Les passionnés de surf s’amusent de cette appropriation de leur sport par l’industrie de
la mode et du luxe et n’y voient qu’une tendance éphémère. Cependant, de nombreuses marques,
comme Volcom, Oxbow ou Quiksilver, tentent d’intégrer les centres villes avec une offre plus
urbaine pour séduire les citadins. Mais si le skate a fait de nombreux adeptes et a lancé une
mode pérenne, celui-ci s’accompagne d’une pratique réelle dans la ville. Le surf, lui ne peut pas
se pratiquer sur le bitume, par essence, il n’est pas urbain. Ce style peut-il s’imposer loin des
côtes et en dehors de la saison estivale ?

Une interrogation est essentielle : l’industrie du surfwear doit-elle favoriser les


interactions avec la mode, à l’image de Roxy qui collabore avec la créatrice Diane Von
Fürstenberg pour sa collection été 2013 ? Le surfwear fait partie intégrante du secteur du
textile-habillement, cette industrie ne peut donc pas être hermétique aux tendances et aux
besoins des clients. D’ailleurs des magazines mêlant surf et mode existent déjà, à l’image du
bimensuel Flavor. Se faire une place dans l’offre lifestyle abondante est cependant très difficile,
les consommateurs mixent désormais différents styles et différentes griffes dans leur silhouette.

Le regain actuel pour l’univers de la glisse démontre toutefois un potentiel de séduction


non négligeable. Mais les marques de surfwear devront imaginer des pièces incontournables, un
style unique, pour imposer durablement ce courant, et ainsi retrouver une santé en dehors de
l’été et de leur offre de maillots de bain, fortement concurrencée elle aussi.

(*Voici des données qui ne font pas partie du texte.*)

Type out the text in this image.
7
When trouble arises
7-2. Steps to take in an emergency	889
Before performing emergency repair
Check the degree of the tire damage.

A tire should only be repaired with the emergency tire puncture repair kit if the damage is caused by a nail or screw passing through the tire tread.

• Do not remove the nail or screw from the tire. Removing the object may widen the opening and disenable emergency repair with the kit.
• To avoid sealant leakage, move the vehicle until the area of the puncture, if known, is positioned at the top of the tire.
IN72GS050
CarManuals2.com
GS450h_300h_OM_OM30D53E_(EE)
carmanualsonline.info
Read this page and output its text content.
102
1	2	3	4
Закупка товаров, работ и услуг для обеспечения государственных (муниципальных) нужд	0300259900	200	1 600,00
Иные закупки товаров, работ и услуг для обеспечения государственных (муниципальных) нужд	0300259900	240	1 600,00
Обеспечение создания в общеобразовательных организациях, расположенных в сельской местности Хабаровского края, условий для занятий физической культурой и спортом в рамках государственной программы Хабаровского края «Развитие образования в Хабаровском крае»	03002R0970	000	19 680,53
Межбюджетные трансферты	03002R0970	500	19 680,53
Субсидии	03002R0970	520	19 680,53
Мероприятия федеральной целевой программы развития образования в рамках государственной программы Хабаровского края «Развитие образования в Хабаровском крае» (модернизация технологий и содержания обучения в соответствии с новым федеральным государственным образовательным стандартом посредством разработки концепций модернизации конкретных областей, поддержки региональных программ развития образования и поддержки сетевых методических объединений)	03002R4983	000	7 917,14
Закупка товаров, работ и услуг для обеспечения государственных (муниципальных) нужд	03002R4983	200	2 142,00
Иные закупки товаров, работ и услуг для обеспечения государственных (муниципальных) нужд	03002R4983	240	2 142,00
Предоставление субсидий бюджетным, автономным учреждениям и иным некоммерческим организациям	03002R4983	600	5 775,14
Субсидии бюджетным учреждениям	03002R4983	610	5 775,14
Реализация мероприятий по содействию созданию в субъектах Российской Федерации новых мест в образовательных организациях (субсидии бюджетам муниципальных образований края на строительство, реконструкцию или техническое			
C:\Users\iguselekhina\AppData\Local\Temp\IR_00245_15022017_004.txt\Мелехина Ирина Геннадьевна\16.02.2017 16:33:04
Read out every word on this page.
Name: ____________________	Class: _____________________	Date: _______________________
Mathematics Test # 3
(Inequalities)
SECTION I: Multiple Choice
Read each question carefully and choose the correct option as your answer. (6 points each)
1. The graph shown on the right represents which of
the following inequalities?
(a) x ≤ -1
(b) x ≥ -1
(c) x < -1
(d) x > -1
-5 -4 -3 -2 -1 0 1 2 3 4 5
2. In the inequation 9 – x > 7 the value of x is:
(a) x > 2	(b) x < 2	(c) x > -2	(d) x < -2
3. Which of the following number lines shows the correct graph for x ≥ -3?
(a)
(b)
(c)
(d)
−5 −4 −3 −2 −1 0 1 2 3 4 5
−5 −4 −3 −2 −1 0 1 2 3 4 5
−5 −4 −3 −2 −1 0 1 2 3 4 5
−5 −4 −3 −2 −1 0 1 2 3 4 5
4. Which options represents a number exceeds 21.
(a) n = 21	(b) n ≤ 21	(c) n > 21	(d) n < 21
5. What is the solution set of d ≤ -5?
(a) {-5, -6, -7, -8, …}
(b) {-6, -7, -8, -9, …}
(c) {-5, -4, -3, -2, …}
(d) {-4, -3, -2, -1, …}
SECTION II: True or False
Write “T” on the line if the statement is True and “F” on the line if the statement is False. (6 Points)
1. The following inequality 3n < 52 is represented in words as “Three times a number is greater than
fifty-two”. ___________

Les labels historiques : Rip Curl, Quiksilver, Billabong… sont moins liés à la mode actuelle
qu’à la pratique du surf. Ils ont popularisé et médiatisé ce sport et continuent de le faire vivre au
grand public au moyen de compétitions internationales. Ils diffusent les images de rêve des
prouesses techniques de leurs athlètes, et rendent visibles cet univers qui mêle sport, voyage,
fête et séduction. Aujourd’hui une question se pose pour ces marques : doivent-elles exploiter la
tendance surf pour regagner le cœur et les vestiaires des consommateurs, pratiquants ou non de
sports de glisse, en proposant une offre plus mode, plus pointue ? Ou doivent-elles favoriser
une offre pour la pratique du surf, ce que ne font pas (encore) les nouvelles marques ?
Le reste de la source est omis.